In the past, the financial cost of fraud to banks in terms of losses and transaction monitoring was significant but manageable. In KPMG’s most recent survey into global banking fraud, the majority of respondents recovered less than 25 percent of their losses to fraud. Clearly a cost, but not excessive. Of greater magnitude is the amount banks spend on operational teams to monitor transactions and then investigate and mitigate fraud attacks. However, beyond these financial costs, fraud can be catastrophic to a bank’s reputation: who wants to bank with an institution known to have been vulnerable?
Ballooning costs demand efficient responses
With fraud rising, regulators and banks can no longer see it as an intrinsic cost because the risks are too high. In response, regulators are trying to get the sector to do more to protect their customers, their reputations and their businesses. In Singapore, for example, MAS, the central bank, has started to recommend that banks implement fraud-transaction monitoring. In the UK, regulators have introduced a new voluntary banking code of conduct that ultimately means more customers will be reimbursed for fraudulent payments. Last year also saw the introduction of “confirmation of payee” regulations that force a bank to tell a customer if the name of the person they think they are paying doesn’t match that of the beneficiary account. More jurisdictions around the world are likely to follow.
While increased fraud prevention and mitigation will certainly protect customers and banks, it also means operational costs will balloon unless monitoring can be made more efficient and effective. We believe that 2021 will be the year when banks do just that – and finally beat the fraudsters.
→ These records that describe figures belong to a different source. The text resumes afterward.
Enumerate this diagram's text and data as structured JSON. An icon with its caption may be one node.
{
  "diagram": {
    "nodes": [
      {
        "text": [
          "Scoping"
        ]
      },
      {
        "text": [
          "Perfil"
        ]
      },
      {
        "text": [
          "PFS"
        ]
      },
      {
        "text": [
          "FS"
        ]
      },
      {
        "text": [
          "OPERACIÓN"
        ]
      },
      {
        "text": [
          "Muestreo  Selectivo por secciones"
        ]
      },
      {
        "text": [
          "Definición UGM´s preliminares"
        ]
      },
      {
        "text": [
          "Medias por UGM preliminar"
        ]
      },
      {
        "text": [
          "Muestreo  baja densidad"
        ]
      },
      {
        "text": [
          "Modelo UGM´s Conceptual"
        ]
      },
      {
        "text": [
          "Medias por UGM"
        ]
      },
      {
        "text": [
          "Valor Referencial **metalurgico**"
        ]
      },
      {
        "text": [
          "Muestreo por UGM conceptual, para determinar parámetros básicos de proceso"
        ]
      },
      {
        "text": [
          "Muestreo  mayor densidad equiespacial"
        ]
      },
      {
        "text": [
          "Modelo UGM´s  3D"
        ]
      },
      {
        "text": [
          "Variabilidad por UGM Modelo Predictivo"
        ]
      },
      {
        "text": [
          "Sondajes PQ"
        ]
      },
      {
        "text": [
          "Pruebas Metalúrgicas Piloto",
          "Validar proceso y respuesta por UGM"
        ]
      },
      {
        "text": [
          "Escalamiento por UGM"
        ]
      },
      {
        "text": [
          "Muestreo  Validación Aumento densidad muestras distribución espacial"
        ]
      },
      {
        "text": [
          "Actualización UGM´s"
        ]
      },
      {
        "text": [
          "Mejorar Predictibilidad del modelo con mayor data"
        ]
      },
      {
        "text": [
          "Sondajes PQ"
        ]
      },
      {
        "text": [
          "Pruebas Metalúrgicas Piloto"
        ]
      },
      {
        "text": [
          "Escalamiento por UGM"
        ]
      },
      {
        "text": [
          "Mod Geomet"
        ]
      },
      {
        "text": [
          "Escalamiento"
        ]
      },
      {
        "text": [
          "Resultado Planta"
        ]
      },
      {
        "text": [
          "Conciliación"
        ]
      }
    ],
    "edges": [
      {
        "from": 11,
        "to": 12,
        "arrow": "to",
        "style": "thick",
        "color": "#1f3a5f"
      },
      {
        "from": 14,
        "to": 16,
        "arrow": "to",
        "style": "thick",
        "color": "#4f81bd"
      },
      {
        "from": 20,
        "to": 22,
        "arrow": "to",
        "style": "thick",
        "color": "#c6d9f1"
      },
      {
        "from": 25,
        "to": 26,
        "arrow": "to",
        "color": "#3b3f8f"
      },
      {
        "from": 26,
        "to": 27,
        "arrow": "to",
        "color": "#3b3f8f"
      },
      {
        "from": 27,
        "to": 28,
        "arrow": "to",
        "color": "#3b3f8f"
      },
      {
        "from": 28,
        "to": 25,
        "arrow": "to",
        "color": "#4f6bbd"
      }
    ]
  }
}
The benefit of real cost analysis
The only way banks can monitor the increasing number of transactions is to invest in automation and intelligent solutions. Over the coming months, more will turn to proven, scalable, real-time systems that raise alerts and block transactions before they are complete. These systems will help keep costs down, improve the banks’ detection rates and give customers what they want – friction-free banking.
Banks already using smart, artificial intelligence-based fraud-prevention software are seeing extraordinary savings in terms of operational costs. One bank using NetGuardians software has seen a 77 percent fall – and it has spotted and stopped more fraud than before. We will see even better results as more banks use smart AI and share genuine payment behavior.
Collective artificial intelligence
We know that sharing information between banks about fraud allows for better fraud protection. NetGuardians’ collective AI facilitates this by recording and sharing genuine payment behavior from customers across multiple banks rather than focusing on and trying to spot known fraudulent IBAN numbers and IP addresses, for example. Integrated into powerful transaction monitoring tools, the software raises alerts about suspicious activity in real time, enabling highly effective fraud prevention – between 20 and 30 percent more effective according to a study by NetGuardians. In addition, by checking a transaction that has been flagged as suspicious with customers, under the new regulations the banks will be able to pass on the liability should a fraud subsequently be proven to have taken place, further reducing risk to themselves.
But for this approach to be watertight, it will not be enough for banks to have efficient fraud alert systems. They will need to use explainable AI so they can share with customers and regulators their processes and decisions to demonstrate clear reason for concern.
As this year progresses, more banks will adopt this type of technology, drawn to its comprehensive fraud-prevention capabilities, its affordability and scalable protection. That is why we believe 2021 will be the year when banks with the right technology beat the fraudsters.